# This thing is cool.  wish I was in NY



## Eric (Jul 27, 2015)

http://www.ebay.com/itm/Womans-Ward...506?pt=LH_DefaultDomain_0&hash=item3cfbe77fca


----------



## TJW (Jul 27, 2015)

Eric said:


> http://www.ebay.com/itm/Womans-Ward...506?pt=LH_DefaultDomain_0&hash=item3cfbe77fca




In the item description, the seller says he will ship the bike.


----------



## STRADALITE (Jul 28, 2015)

There are a couple Cabe members in the area that might be willing to help out.


----------



## fordmike65 (Jul 28, 2015)

Been watching her for a while...but she is crusty


----------



## tommydale1950 (Jul 28, 2015)

Anyone serious ,Im 15 miles away...Tom


----------



## Eric (Jul 30, 2015)

I would take the chance at 250 total investment but I would not want to pay the shipping handling and packing cost.  But I do love the crusty look.  I will keep an eye on it and if it drops to two hundred then I might be a buyer there.  Thanks for offering to help.


----------



## Boris (Jul 30, 2015)

This one will sparkle when clean.


----------



## vincev (Jul 30, 2015)

Surprised nobody jumped on this one.Only $250.


----------



## fordmike65 (Jul 30, 2015)

vincev said:


> Surprised nobody jumped on this one.Only $250.

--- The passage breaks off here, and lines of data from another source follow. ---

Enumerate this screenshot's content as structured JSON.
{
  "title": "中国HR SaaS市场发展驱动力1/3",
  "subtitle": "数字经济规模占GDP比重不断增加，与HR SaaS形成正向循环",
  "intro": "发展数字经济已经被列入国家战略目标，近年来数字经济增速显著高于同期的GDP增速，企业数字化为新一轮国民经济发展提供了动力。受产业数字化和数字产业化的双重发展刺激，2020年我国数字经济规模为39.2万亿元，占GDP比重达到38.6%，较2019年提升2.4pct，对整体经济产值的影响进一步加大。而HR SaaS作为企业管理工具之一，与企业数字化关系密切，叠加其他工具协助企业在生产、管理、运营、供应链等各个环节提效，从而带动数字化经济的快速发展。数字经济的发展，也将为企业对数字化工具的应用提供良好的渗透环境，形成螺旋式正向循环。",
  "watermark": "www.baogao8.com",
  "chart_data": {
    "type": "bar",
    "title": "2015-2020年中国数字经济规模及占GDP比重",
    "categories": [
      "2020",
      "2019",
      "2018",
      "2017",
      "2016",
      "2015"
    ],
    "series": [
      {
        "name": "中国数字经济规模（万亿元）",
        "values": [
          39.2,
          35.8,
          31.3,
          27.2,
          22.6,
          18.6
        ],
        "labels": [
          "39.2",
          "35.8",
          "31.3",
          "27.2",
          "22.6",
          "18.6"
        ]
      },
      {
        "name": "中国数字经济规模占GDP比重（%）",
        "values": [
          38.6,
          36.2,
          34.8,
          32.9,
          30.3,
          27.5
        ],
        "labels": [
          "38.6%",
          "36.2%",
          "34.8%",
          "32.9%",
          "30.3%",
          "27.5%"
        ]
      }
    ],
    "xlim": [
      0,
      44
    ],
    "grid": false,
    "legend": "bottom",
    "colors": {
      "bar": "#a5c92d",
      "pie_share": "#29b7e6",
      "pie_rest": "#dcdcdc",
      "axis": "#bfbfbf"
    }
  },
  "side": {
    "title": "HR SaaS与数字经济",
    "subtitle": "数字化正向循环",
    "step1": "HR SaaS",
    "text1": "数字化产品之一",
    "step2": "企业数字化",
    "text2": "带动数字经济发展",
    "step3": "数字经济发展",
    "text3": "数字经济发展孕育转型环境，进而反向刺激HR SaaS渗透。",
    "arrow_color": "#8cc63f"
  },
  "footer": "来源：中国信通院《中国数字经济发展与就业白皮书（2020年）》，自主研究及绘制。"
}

I've been so tempted by this ol' girl for a couple weeks now. If the garage wasn't busting at the seams she'd be stuffed in there by now!


----------



## THE STIG (Aug 2, 2015)

$175. shpd


----------



## JKT (Aug 2, 2015)

THE STIG said:


> $175. shpd




if you part this out I would be interested in the crank and chain ring...


----------



## COB (Aug 3, 2015)

I would take the chain guard and truss rods.


----------